Umas cuecas para Carmen
Se a polícia permitisse..." é uma frase quase enternecedora que se lê numa carta de Verdi em que o compositor sugeria uma ideia ainda vaga de Rigoletto ao seu libretista. A polícia permitiu e a ópera, como se sabe, termina com a protagonista assassinada, enfiada num saco e entregue ao pai. Os finais trágicos e violentos, que na ópera hoje parecem quase óbvios, foram uma lenta conquista dos músicos ao longo do século XIX. Príncipes, padres, polícias e empresários não os queriam e não permitiam.
Mais recentemente, deu que falar uma Carmen de Bizet em Florença. O encenador, Leo Muscato, resolveu alterar o final: a mulher mata o homem ciumento, e não o contrário. A notícia veio na sequência de muitas outras: pintores acusados de instigar à pedofilia, realizadores boicotados enquanto imorais Houve até um exegeta que leu os inéditos de Woody Allen como provas da perversão do autor. A sentença foi retuitada em segunda instância.
No meio disto tudo, a ideia de ajeitar o final de um espetáculo nem é das mais perigosas. Uma encenação extravagante não é uma fogueira de quadros, insere-se numa fase histórica em que o teatro de ópera é caracterizado pelo vedetismo do encenador. Só que a mensagem teve o aval da política (enquanto, curiosamente, o encenador ainda não introduziu nenhuma referência a esta Carmen no seu website) quando o presidente da Câmara de Florença e da fundação que administra o teatro disse ser justo alterar um final em protesto contra a violência de género.
O debate acerca da violência contra as mulheres, em Itália e não só, é muito aceso e alimentado diariamente por notícias que abalam a opinião pública. Há até uma palavra nova, feminicídio, que, apresentando-se como a versão feminina de homicídio, soa fatalmente a genocídio. Por isso, sobre qualquer discurso que procure acalmar os exaltados paira a acusação de negacionismo: quem não está com as mulheres está contra elas e nega o extermínio em curso. Mas a Carmen alterada e a política que define o que é justo e injusto encenar diz-nos que a censura é perigosa precisamente porque tem um montão de boas razões.

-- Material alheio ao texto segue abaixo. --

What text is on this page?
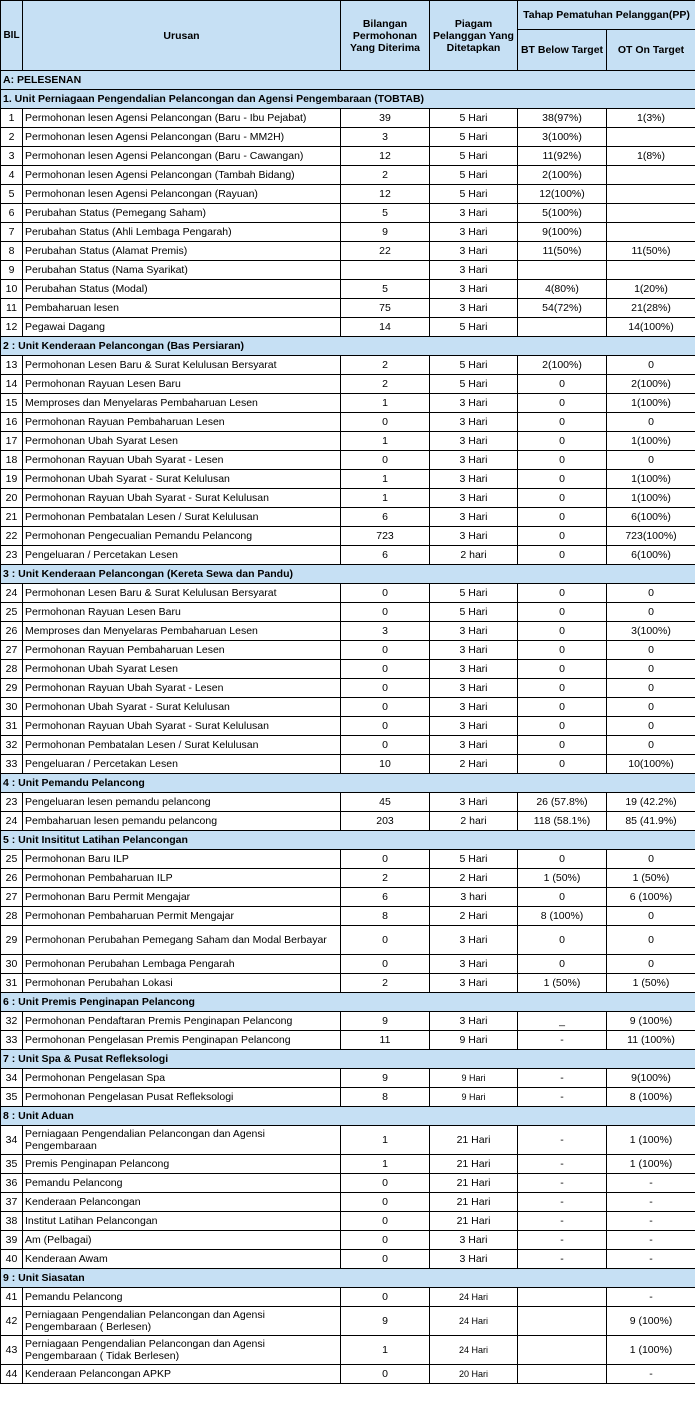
BIL	Urusan	Bilangan Permohonan Yang Diterima	Piagam Pelanggan Yang Ditetapkan	Tahap Pematuhan Pelanggan(PP)	
				BT Below Target	OT On Target
A: PELESENAN					
1. Unit Perniagaan Pengendalian Pelancongan dan Agensi Pengembaraan (TOBTAB)					
1	Permohonan lesen Agensi Pelancongan (Baru - Ibu Pejabat)	39	5 Hari	38(97%)	1(3%)
2	Permohonan lesen Agensi Pelancongan (Baru - MM2H)	3	5 Hari	3(100%)	
3	Permohonan lesen Agensi Pelancongan (Baru - Cawangan)	12	5 Hari	11(92%)	1(8%)
4	Permohonan lesen Agensi Pelancongan (Tambah Bidang)	2	5 Hari	2(100%)	
5	Permohonan lesen Agensi Pelancongan (Rayuan)	12	5 Hari	12(100%)	
6	Perubahan Status (Pemegang Saham)	5	3 Hari	5(100%)	
7	Perubahan Status (Ahli Lembaga Pengarah)	9	3 Hari	9(100%)	
8	Perubahan Status (Alamat Premis)	22	3 Hari	11(50%)	11(50%)
9	Perubahan Status (Nama Syarikat)		3 Hari		
10	Perubahan Status (Modal)	5	3 Hari	4(80%)	1(20%)
11	Pembaharuan lesen	75	3 Hari	54(72%)	21(28%)
12	Pegawai Dagang	14	5 Hari		14(100%)
2 : Unit Kenderaan Pelancongan (Bas Persiaran)					
13	Permohonan Lesen Baru & Surat Kelulusan Bersyarat	2	5 Hari	2(100%)	0
14	Permohonan Rayuan Lesen Baru	2	5 Hari	0	2(100%)
15	Memproses dan Menyelaras Pembaharuan Lesen	1	3 Hari	0	1(100%)
16	Permohonan Rayuan Pembaharuan Lesen	0	3 Hari	0	0
17	Permohonan Ubah Syarat Lesen	1	3 Hari	0	1(100%)
18	Permohonan Rayuan Ubah Syarat - Lesen	0	3 Hari	0	0
19	Permohonan Ubah Syarat - Surat Kelulusan	1	3 Hari	0	1(100%)
20	Permohonan Rayuan Ubah Syarat - Surat Kelulusan	1	3 Hari	0	1(100%)
21	Permohonan Pembatalan Lesen / Surat Kelulusan	6	3 Hari	0	6(100%)
22	Permohonan Pengecualian Pemandu Pelancong	723	3 Hari	0	723(100%)
23	Pengeluaran / Percetakan Lesen	6	2 hari	0	6(100%)
3 : Unit Kenderaan Pelancongan (Kereta Sewa dan Pandu)					
24	Permohonan Lesen Baru & Surat Kelulusan Bersyarat	0	5 Hari	0	0
25	Permohonan Rayuan Lesen Baru	0	5 Hari	0	0
26	Memproses dan Menyelaras Pembaharuan Lesen	3	3 Hari	0	3(100%)
27	Permohonan Rayuan Pembaharuan Lesen	0	3 Hari	0	0
28	Permohonan Ubah Syarat Lesen	0	3 Hari	0	0
29	Permohonan Rayuan Ubah Syarat - Lesen	0	3 Hari	0	0
30	Permohonan Ubah Syarat - Surat Kelulusan	0	3 Hari	0	0
31	Permohonan Rayuan Ubah Syarat - Surat Kelulusan	0	3 Hari	0	0
32	Permohonan Pembatalan Lesen / Surat Kelulusan	0	3 Hari	0	0
33	Pengeluaran / Percetakan Lesen	10	2 Hari	0	10(100%)
4 : Unit Pemandu Pelancong					
23	Pengeluaran lesen pemandu pelancong	45	3 Hari	26 (57.8%)	19 (42.2%)
24	Pembaharuan lesen pemandu pelancong	203	2 hari	118 (58.1%)	85 (41.9%)
5 : Unit Insititut Latihan Pelancongan					
25	Permohonan Baru ILP	0	5 Hari	0	0
26	Permohonan Pembaharuan ILP	2	2 Hari	1 (50%)	1 (50%)
27	Permohonan Baru Permit Mengajar	6	3 hari	0	6 (100%)
28	Permohonan Pembaharuan Permit Mengajar	8	2 Hari	8 (100%)	0
29	Permohonan Perubahan Pemegang Saham dan Modal Berbayar	0	3 Hari	0	0
30	Permohonan Perubahan Lembaga Pengarah	0	3 Hari	0	0
31	Permohonan Perubahan Lokasi	2	3 Hari	1 (50%)	1 (50%)
6 : Unit Premis Penginapan Pelancong					
32	Permohonan Pendaftaran Premis Penginapan Pelancong	9	3 Hari	_	9 (100%)
33	Permohonan Pengelasan Premis Penginapan Pelancong	11	9 Hari	-	11 (100%)
7 : Unit Spa & Pusat Refleksologi					
34	Permohonan Pengelasan Spa	9	9 Hari	-	9(100%)
35	Permohonan Pengelasan Pusat Refleksologi	8	9 Hari	-	8 (100%)
8 : Unit Aduan					
34	Perniagaan Pengendalian Pelancongan dan Agensi Pengembaraan	1	21 Hari	-	1 (100%)
35	Premis Penginapan Pelancong	1	21 Hari	-	1 (100%)
36	Pemandu Pelancong	0	21 Hari	-	-
37	Kenderaan Pelancongan	0	21 Hari	-	-
38	Institut Latihan Pelancongan	0	21 Hari	-	-
39	Am (Pelbagai)	0	3 Hari	-	-
40	Kenderaan Awam	0	3 Hari	-	-
9 : Unit Siasatan					
41	Pemandu Pelancong	0	24 Hari		-
42	Perniagaan Pengendalian Pelancongan dan Agensi Pengembaraan ( Berlesen)	9	24 Hari		9 (100%)
43	Perniagaan Pengendalian Pelancongan dan Agensi Pengembaraan ( Tidak Berlesen)	1	24 Hari		1 (100%)
44	Kenderaan Pelancongan APKP	0	20 Hari		-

O motivo que levou os censores a censurar foi sempre o bem superior da coletividade contra a depravação de alguns excêntricos. Quando pensamos no pudor vitoriano ou na honra antiquada das personagens oitocentistas, ameaçada por um adultério ou outro amor indecente, achamos que tudo isso, nas nossas sociedades avançadas, ficou para trás. E eis que damos por nós a emendar textos que até passaram o crivo da polícia da época. Boas razões há sempre.
Esta censura moderna, democrática no sentido etimológico da palavra, já que não é imposta, mas surge do "povo" (social networks, lobbies, vips), ainda não explicou por que razão o século que viu mais reis e pais tiranos oprimirem filhos, regularmente sacrificados em palco, foi também a época em que os monarcas perderam poder para os parlamentos e a família burguesa começou a aproximar-se daquilo que hoje consideramos um modelo aceitável de convivência.
Quem pode dizer qual é o percurso de uma obra de arte na mente do espectador e nas malhas da sociedade? Alex, o delinquente da Laranja Mecânica, na biblioteca da prisão onde está detido, lê o Evangelho e identifica-se com o centurião que chicoteia Jesus. Isto remete-nos para o famoso debate que envolveu gerações de pais preocupados com a violência nos contos de fadas. A psicanálise explicou a sua utilidade, mas continuam a circular histórias de lobos mansos e caçadores multados. São versões que a liberdade torna possíveis, na esperança de que não se tornem normais.
O próprio Muscato poderá prosseguir com os seus exercícios de alteração de finais famosos. Deixaria uma marca de autor em série capaz de garantir a dose certa de escândalo e consenso, a meio caminho entre um dadá pintando bigodes na Mona Lisa e Daniele da Volterra, convocado pelo Papa para tapar as "vergonhas" que Miguel Ângelo deixara à mostra na Capela Sistina. Ótimo pintor, ficou-lhe no entanto a alcunha de Braghettone, ou seja, "o tal das cuecas".